WCBE

The Salesman

Mar 1, 2017

Deserves Oscar for Best Foreign Language film.

The Salesman

Image courtesy of IMDb.

Grade: A

Director: Asghar Farhadi (A Separation)

Screenplay: Farhadi

Cast: Taraneh Alidoosti (About Elly), Shahab Hosseini (A Separation)

Rating: PG-13

Runtime: 2 hr 5 min

by John DeSando

Mixing Hitchcock  for suspense and Ibsen for realism, writer/director Asghar Farhadi takes his own spin on those masters to create a psychological thriller that is as much about domestic unrest as it is about who broke into the home and brutalized Emad’s ( Shahab Hosseini) wife, Rana (Taraneh Aldoosti).

Although Emad is obsessed with finding the intruder, Rana seems to be ambivalent and uncertain how to proceed given the many subtle ramifications around truth.
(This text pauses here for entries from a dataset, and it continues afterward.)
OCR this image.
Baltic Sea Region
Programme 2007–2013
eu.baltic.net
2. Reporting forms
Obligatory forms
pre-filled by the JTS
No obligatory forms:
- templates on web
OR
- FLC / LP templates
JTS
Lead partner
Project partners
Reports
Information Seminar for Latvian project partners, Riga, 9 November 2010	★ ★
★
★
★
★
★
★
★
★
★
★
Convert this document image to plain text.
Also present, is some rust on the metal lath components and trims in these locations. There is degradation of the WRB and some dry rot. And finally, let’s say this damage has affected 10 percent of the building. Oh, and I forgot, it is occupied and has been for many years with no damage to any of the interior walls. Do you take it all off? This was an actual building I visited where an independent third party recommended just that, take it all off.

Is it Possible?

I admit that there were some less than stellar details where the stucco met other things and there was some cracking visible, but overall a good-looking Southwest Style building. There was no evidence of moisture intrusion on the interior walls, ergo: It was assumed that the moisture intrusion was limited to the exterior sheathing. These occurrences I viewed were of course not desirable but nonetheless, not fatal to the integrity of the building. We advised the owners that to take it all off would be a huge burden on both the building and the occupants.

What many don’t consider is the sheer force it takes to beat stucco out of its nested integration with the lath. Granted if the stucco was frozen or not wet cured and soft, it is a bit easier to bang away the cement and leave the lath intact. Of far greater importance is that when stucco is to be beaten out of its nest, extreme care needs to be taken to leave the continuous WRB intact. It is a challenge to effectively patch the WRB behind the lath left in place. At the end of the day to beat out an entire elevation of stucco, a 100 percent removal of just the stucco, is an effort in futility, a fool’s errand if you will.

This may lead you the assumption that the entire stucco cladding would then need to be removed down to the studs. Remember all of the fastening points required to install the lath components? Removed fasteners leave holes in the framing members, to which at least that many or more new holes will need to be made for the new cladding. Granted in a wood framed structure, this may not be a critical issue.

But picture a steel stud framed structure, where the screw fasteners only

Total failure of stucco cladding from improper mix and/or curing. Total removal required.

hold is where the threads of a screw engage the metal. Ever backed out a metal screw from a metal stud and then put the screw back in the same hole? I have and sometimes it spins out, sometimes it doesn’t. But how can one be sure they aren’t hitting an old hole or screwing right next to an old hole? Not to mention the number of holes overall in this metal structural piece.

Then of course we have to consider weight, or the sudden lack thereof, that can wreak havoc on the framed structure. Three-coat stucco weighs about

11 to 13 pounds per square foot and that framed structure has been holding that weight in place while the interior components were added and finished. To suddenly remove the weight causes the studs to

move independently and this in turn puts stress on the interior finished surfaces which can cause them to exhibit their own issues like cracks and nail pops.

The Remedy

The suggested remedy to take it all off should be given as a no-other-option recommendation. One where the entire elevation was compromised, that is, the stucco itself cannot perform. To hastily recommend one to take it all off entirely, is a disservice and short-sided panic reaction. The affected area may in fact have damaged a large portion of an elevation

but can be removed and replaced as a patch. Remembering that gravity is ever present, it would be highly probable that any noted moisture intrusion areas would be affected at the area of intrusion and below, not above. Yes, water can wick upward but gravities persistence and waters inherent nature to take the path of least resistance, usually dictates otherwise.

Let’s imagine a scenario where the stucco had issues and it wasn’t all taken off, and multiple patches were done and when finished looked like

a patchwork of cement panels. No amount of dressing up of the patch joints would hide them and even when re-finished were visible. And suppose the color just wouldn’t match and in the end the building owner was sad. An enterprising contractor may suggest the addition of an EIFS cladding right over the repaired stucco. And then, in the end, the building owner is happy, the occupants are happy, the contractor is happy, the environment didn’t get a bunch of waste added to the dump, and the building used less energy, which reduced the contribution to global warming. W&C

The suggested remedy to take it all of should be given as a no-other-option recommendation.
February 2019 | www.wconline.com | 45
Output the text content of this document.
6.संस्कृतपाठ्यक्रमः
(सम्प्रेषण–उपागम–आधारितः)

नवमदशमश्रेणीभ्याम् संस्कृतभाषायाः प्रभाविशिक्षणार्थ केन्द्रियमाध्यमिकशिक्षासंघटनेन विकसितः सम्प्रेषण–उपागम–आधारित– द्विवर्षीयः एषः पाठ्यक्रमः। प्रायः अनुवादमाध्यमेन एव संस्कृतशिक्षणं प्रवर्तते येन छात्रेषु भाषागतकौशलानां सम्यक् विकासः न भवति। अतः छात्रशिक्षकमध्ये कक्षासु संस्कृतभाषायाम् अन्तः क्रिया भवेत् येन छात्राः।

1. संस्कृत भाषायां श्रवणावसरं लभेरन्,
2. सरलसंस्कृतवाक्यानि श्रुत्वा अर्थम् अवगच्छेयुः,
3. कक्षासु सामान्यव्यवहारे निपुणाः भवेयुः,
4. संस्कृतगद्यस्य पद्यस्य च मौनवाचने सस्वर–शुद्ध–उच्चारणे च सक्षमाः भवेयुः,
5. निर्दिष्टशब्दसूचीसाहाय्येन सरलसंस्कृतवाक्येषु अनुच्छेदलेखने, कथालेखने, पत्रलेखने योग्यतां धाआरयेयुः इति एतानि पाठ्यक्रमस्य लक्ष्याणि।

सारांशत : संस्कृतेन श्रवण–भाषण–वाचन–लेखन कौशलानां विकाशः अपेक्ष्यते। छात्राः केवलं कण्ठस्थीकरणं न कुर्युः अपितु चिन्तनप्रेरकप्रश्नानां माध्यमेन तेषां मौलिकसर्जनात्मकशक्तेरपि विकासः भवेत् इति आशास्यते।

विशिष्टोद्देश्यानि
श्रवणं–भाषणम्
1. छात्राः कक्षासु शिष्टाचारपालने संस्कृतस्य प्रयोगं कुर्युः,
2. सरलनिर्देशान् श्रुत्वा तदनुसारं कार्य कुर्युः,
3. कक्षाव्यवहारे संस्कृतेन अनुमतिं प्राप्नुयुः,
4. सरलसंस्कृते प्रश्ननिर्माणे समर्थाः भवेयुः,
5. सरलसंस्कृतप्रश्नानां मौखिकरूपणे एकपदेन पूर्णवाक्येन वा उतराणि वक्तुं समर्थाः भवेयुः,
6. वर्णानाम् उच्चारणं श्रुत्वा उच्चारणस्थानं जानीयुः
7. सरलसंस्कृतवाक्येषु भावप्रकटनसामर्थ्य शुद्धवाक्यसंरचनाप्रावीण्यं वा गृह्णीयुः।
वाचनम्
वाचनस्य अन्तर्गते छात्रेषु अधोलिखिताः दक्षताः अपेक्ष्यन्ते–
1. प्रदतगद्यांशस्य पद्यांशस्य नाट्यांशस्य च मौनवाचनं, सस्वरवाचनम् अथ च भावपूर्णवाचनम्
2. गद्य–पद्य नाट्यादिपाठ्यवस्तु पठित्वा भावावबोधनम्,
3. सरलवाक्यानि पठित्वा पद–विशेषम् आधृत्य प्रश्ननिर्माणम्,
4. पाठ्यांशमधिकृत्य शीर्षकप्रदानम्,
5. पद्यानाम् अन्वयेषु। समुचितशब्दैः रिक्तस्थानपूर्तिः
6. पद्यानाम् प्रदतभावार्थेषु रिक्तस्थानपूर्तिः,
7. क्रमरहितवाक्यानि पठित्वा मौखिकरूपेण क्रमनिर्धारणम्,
The story, mesmerizing in its little twists and turns, eventually turns on discovery and the tyranny of revenge (ask Othello about that one).Yet the pace is deadly slow:

Student: “How do people turn to cows?”

Emad: “Gradually!”

Unobtrusive direction is the key to this Foreign Language Oscar winner,  whose slow distribution and character revelation could go on without those reveals. But not Emad, who pursues truth like a Greek tragedian, slowly realizing his steps are jeopardizing everyone involved, even the perp. The infamous Iranian spirit of honor is present in a barely hidden form.

Farhadi’s sets are as tight as his frames, suggesting imprisonment when liberation would seem to be the goal. Farhadi has also framed the story with the husband and wife performing in Death of a Salesman; why Willy is Emad becomes clear at the end.

The Salesman is rich in simple but powerful story, first-rate directing, and allegory waiting to be found.  Although it seems Iran’s social unrest could be the subject, the broader humanity of going where one should not go and forgiving when it is not obvious why are also prominent. Add to those the figurative trope of leaving well enough alone when exploring someone close, like a wife, rings true for those who have discovered truth may not set them free.

"Haste me to know't, that I, with wings as swift / As meditation or the thoughts of love, / May sweep to my revenge" (Hamlet,1.5.29-31).